Ray: PBT update config in custom explore function

Created on 28 Jun 2019  路  5Comments  路  Source: ray-project/ray

I am new to ray and tune. I want to use PBT with a dynamic config. For example,

def explore(config):
    # here config['varA'] = None not something as in TrainMNIST._setup
    return config

class TrainMNIST(Trainable):
    def _setup(self, config):
        config['varA'] = something
        self.config.update(config)

pbt = PopulationBasedTraining(
        ...,        
        custom_explore_fn=explore)

tune.run(
        TrainMNIST,
        name="exp",
        scheduler=pbt,
        stop={
            "test_acc": 0.99,
            "training_iteration": 100,
        },
        resources_per_trial={
            "cpu": 2,
            "gpu": 0.25,
        },
        **{"config":
            { "args": vars(args),
              "varA": None,
              }
        }

How can I explore with config['varA'] = something?

question

Most helpful comment

I found a way to work aound this by adding trial.config.update(result['config']) in on_trial_result. I use this to make the explore function adapt to each model's performance. Say, for better performance I use small step for hyperparams.

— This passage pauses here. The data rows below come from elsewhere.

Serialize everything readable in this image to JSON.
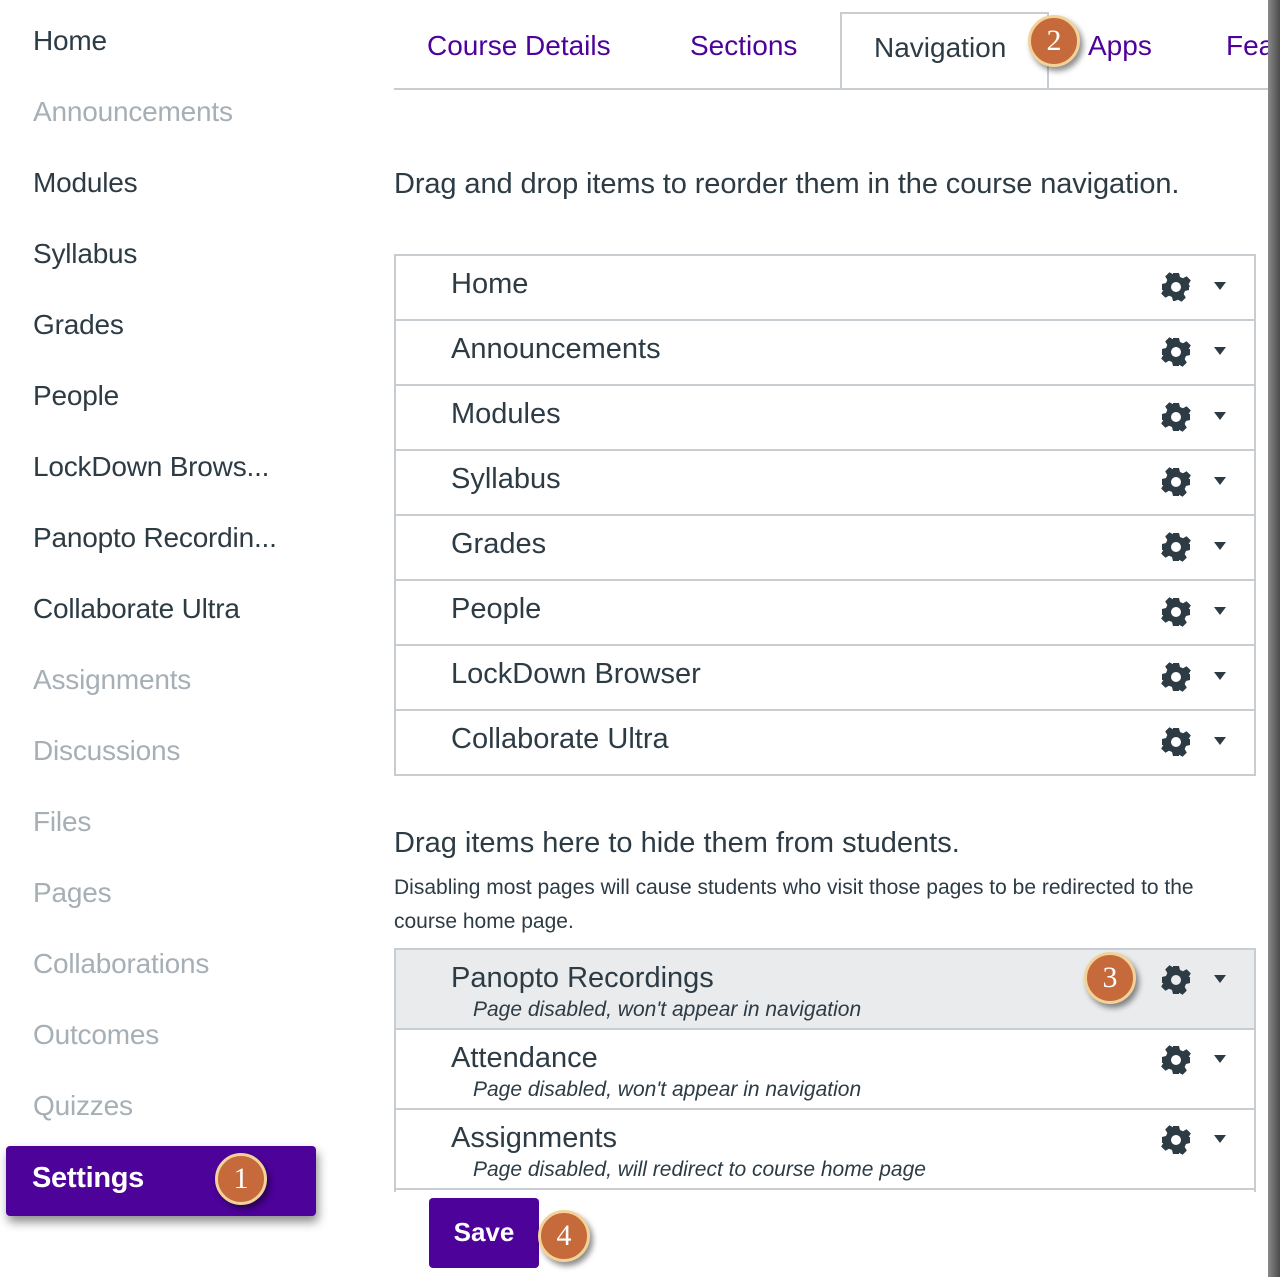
{
  "sidebar": {
    "items": [
      {
        "label": "Home",
        "state": "enabled"
      },
      {
        "label": "Announcements",
        "state": "disabled"
      },
      {
        "label": "Modules",
        "state": "enabled"
      },
      {
        "label": "Syllabus",
        "state": "enabled"
      },
      {
        "label": "Grades",
        "state": "enabled"
      },
      {
        "label": "People",
        "state": "enabled"
      },
      {
        "label": "LockDown Brows...",
        "state": "enabled"
      },
      {
        "label": "Panopto Recordin...",
        "state": "enabled"
      },
      {
        "label": "Collaborate Ultra",
        "state": "enabled"
      },
      {
        "label": "Assignments",
        "state": "disabled"
      },
      {
        "label": "Discussions",
        "state": "disabled"
      },
      {
        "label": "Files",
        "state": "disabled"
      },
      {
        "label": "Pages",
        "state": "disabled"
      },
      {
        "label": "Collaborations",
        "state": "disabled"
      },
      {
        "label": "Outcomes",
        "state": "disabled"
      },
      {
        "label": "Quizzes",
        "state": "disabled"
      }
    ],
    "settings_label": "Settings"
  },
  "tabs": [
    {
      "label": "Course Details"
    },
    {
      "label": "Sections"
    },
    {
      "label": "Navigation",
      "active": true
    },
    {
      "label": "Apps"
    },
    {
      "label": "Fea"
    }
  ],
  "main": {
    "instruction": "Drag and drop items to reorder them in the course navigation.",
    "nav_items": [
      "Home",
      "Announcements",
      "Modules",
      "Syllabus",
      "Grades",
      "People",
      "LockDown Browser",
      "Collaborate Ultra"
    ],
    "hide_title": "Drag items here to hide them from students.",
    "hide_subtitle": "Disabling most pages will cause students who visit those pages to be redirected to the course home page.",
    "hidden_items": [
      {
        "name": "Panopto Recordings",
        "note": "Page disabled, won't appear in navigation"
      },
      {
        "name": "Attendance",
        "note": "Page disabled, won't appear in navigation"
      },
      {
        "name": "Assignments",
        "note": "Page disabled, will redirect to course home page"
      }
    ],
    "save_label": "Save"
  },
  "callouts": [
    "1",
    "2",
    "3",
    "4"
  ],
  "colors": {
    "brand_purple": "#4d0299",
    "callout_fill": "#c66a3c",
    "callout_ring": "#f1d39a",
    "text_dark": "#2d3b45",
    "text_disabled": "#a5afb5",
    "highlight_row": "#e9ebed"
  },
  "icons": {
    "gear": "gear-icon",
    "caret": "caret-down-icon"
  }
}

Still, I think synchronize config is essential for robustness.

    def on_trial_result(self, trial_runner, trial, result):
        trial.config.update(result['config'])
        ...

All 5 comments

Yes, you can do anything to the config in the explore function. I don't think changing it in setup makes sense though.

Yes, you can do anything to the config in the explore function. I don't think changing it in setup makes sense though.

Sorry for the misleading. I meant that config['varA']=None when passing into tune.run. Then, I change config['varA']=1 in TrainMNIST._setup. I want to explore with config['varA']=1. However, in explore I get
config['varA']=None.

MNIST_ROOT = path/to/mnist
LOCAL_DIR = path/to/results
perturbation_interval = 1


def explore(config):
    """Custom explore function.

    Args:
      config: dictionary containing ray config params.

    Returns:
      Copy of config with modified augmentation policy.
    """
    print(config)
    return config


class Net(nn.Module):
    def __init__(self):
        super(Net, self).__init__()
        self.conv1 = nn.Conv2d(1, 3, kernel_size=3)
        self.fc = nn.Linear(192, 10)

    def forward(self, x):
        x = F.relu(F.max_pool2d(self.conv1(x), 3))
        x = x.view(-1, 192)
        x = self.fc(x)
        return F.log_softmax(x, dim=1)


class TrainMNIST(Trainable):
    def _setup(self, config):
        args = config.pop("args")
        args.update(config)

        self.is_cuda = torch.cuda.is_available()
        torch.manual_seed(args['seed'])
        if self.is_cuda:
            torch.cuda.manual_seed(args['seed'])

        self.kwargs = {"num_workers": 4, "pin_memory": True} if self.is_cuda else {}
        mnist_transforms = transforms.Compose(
            [transforms.ToTensor(),
             transforms.Normalize((0.1307,), (0.3081,))])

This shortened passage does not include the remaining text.